NVIDIA is looking to grow its company and establish teams with the most thoughtful people in the world. They are seeking a visionary Senior Engineering Manager to lead the Data Center Telemetry team. This role is responsible for driving the architecture, development, and deployment of telemetry solutions at scale for next-generation AI supercomputing platforms.
Requirements
- Strong knowledge of DMTF/PLDM for OOB telemetry collection, time series databases (e.g., InfluxDB, Prometheus) and REST APIs (Redfish).
- Deep understanding of Server and firmware architecture and optimization for low-latency APIs.
- Proven track record of delivering scalable server products and telemetry solutions.
- Experience with SCM (Git, Perforce) and project management tools (Jira).
- Hands-on experience with x86/ARM system architecture and coding (C/C++, Python).
- Familiarity with Confidential Compute and notification systems.
- Demonstrated ability to analyze algorithms for time/space complexity and system resource requirements.
Responsibilities
- Own the end-to-end architecture and delivery for telemetry solutions, including fleet health monitoring, fault remediation, and data visualization at scale.
- Owning OOB telemetry solution and data validation for telemetry from each underlying device.
- Recruit, develop, and motivate a high-performing engineering team focused on platform telemetry, RAS and observability.
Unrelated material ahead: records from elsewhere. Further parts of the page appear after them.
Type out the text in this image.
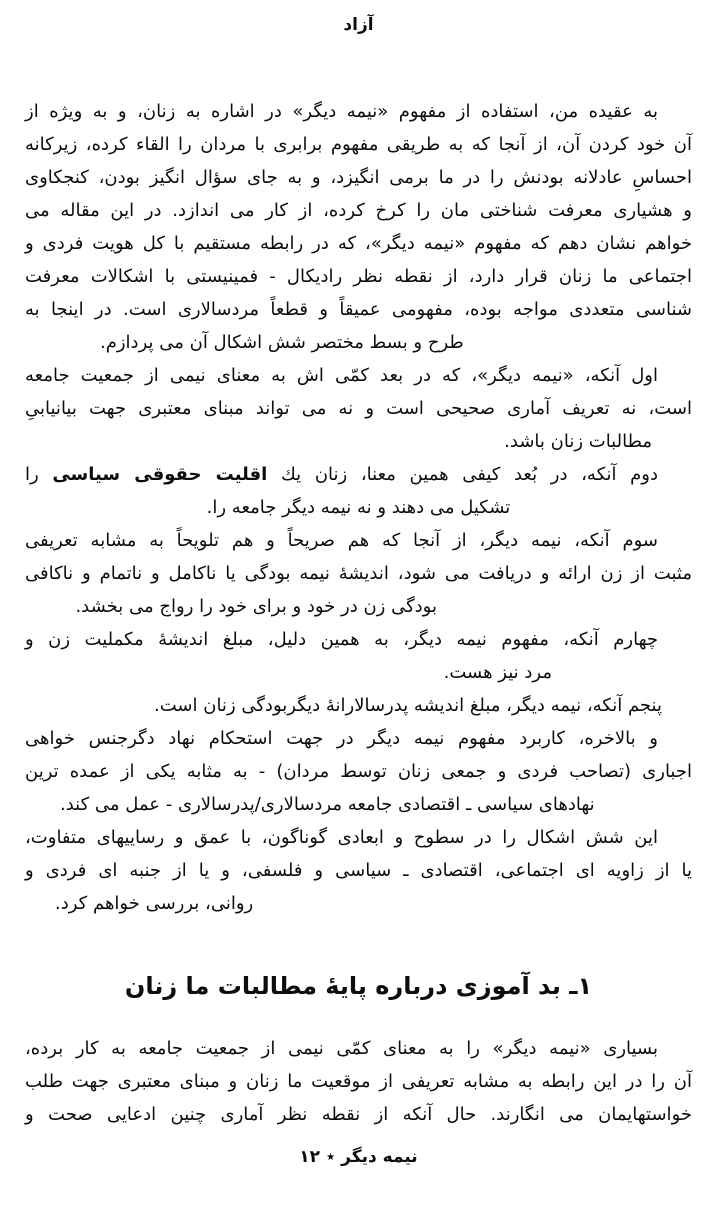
آزاد
به عقیده من، استفاده از مفهوم «نیمه دیگر» در اشاره به زنان، و به ویژه از
آن خود کردن آن، از آنجا که به طریقی مفهوم برابری با مردان را القاء کرده، زیرکانه
احساسِ عادلانه بودنش را در ما برمی انگیزد، و به جای سؤال انگیز بودن، کنجکاوی
و هشیاری معرفت شناختی مان را کرخ کرده، از کار می اندازد. در این مقاله می
خواهم نشان دهم که مفهوم «نیمه دیگر»، که در رابطه مستقیم با کل هویت فردی و
اجتماعی ما زنان قرار دارد، از نقطه نظر رادیکال - فمینیستی با اشکالات معرفت
شناسی متعددی مواجه بوده، مفهومی عمیقاً و قطعاً مردسالاری است. در اینجا به
طرح و بسط مختصر شش اشکال آن می پردازم.
اول آنکه، «نیمه دیگر»، که در بعد کمّی اش به معنای نیمی از جمعیت جامعه
است، نه تعریف آماری صحیحی است و نه می تواند مبنای معتبری جهت بیانیابیِ
مطالبات زنان باشد.
دوم آنکه، در بُعد کیفی همین معنا، زنان یك اقلیت حقوقی سیاسی را
تشکیل می دهند و نه نیمه دیگر جامعه را.
سوم آنکه، نیمه دیگر، از آنجا که هم صریحاً و هم تلویحاً به مشابه تعریفی
مثبت از زن ارائه و دریافت می شود، اندیشۀ نیمه بودگی یا ناکامل و ناتمام و ناکافی
بودگی زن در خود و برای خود را رواج می بخشد.
چهارم آنکه، مفهوم نیمه دیگر، به همین دلیل، مبلغ اندیشۀ مکملیت زن و
مرد نیز هست.
پنجم آنکه، نیمه دیگر، مبلغ اندیشه پدرسالارانۀ دیگربودگی زنان است.
و بالاخره، کاربرد مفهوم نیمه دیگر در جهت استحکام نهاد دگرجنس خواهی
اجباری (تصاحب فردی و جمعی زنان توسط مردان) - به مثابه یکی از عمده ترین
نهادهای سیاسی ـ اقتصادی جامعه مردسالاری/پدرسالاری - عمل می کند.
این شش اشکال را در سطوح و ابعادی گوناگون، با عمق و رساییهای متفاوت،
یا از زاویه ای اجتماعی، اقتصادی ـ سیاسی و فلسفی، و یا از جنبه ای فردی و
روانی، بررسی خواهم کرد.
۱ـ بد آموزی درباره پایۀ مطالبات ما زنان
بسیاری «نیمه دیگر» را به معنای کمّی نیمی از جمعیت جامعه به کار برده،
آن را در این رابطه به مشابه تعریفی از موقعیت ما زنان و مبنای معتبری جهت طلب
خواستهایمان می انگارند. حال آنکه از نقطه نظر آماری چنین ادعایی صحت و
نیمه دیگر ٭ ۱۲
- Continuously improve software development processes for optimal productivity and quality.
- Work across teams to ensure seamless integration of telemetry solutions with platform firmware, server architecture, and data center management.
- Drive product life cycles with QA teams, ensuring robust testing, productization, and delivery.
- Hands-on experience with x86/ARM system architecture and coding (C/C++, Python).
Other
- 12+ overall years of relevant experience and 5 yrs of managing systems/platform software teams, ideally in server RAS, firmware, telemetry, or data center solutions.
- BS, MS, or PhD in EE/CS or related field (or equivalent experience).
- Excellent written and oral communication skills, strong work ethic, and commitment to teamwork.
- You are a self-starter who loves to find creative solutions to complicated problems and hands on with coding.
- Experience building and scaling telemetry collection and analysis engines.